Le réchauffement climatique menace « le garde-manger du nord » du Canada
Les scientifiques s’inquiètent des effets du réchauffement climatique sur la polynie des eaux du Nord, une zone dans l’Arctique qui est quasiment libre de glace à l’année. Cela aurait des conséquences sur toute la chaîne alimentaire de la zone.
Entre le Groenland et l’île d’Ellesmere, au Nunavut, se trouve une zone peu connue, pourtant très importante : la polynie des eaux du Nord ou pikialasorsuaq en groenlandais. Les polynies sont multiples, en Arctique et en Antarctique, mais celle des eaux du Nord est la plus grande.
Ces zones possèdent des concentrations très faibles de glace, même lors des mois les plus froids de l’hiver. Parfois, ce sont des zones complètement ouvertes.

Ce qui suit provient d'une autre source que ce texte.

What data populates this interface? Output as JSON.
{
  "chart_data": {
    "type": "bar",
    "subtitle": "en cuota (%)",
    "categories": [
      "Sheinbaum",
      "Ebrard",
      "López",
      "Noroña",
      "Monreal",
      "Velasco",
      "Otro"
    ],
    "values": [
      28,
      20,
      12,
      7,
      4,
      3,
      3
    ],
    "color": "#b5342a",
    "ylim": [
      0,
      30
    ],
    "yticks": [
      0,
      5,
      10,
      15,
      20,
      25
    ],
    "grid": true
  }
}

« On peut les comparer à des anomalies dans le paysage arctique, mais elles sont naturelles et bénéfiques pour les écosystèmes », explique Audrey Limoges, professeure au Département des Sciences de la Terre à l’Université du Nouveau-Brunswick, et coautrice de l’étude Vulnerability of the North Water ecosystem to climate change (Vulnérabilité de l’écosystème des eaux de Nord à cause du changement climatique) publiée fin juillet dans la revue Nature Communications.
Ces zones sont formées grâce à des paramètres physiques, par exemple la présence d’un pont de glace, les vents, mais aussi les courants d’eau, dont des courants chauds.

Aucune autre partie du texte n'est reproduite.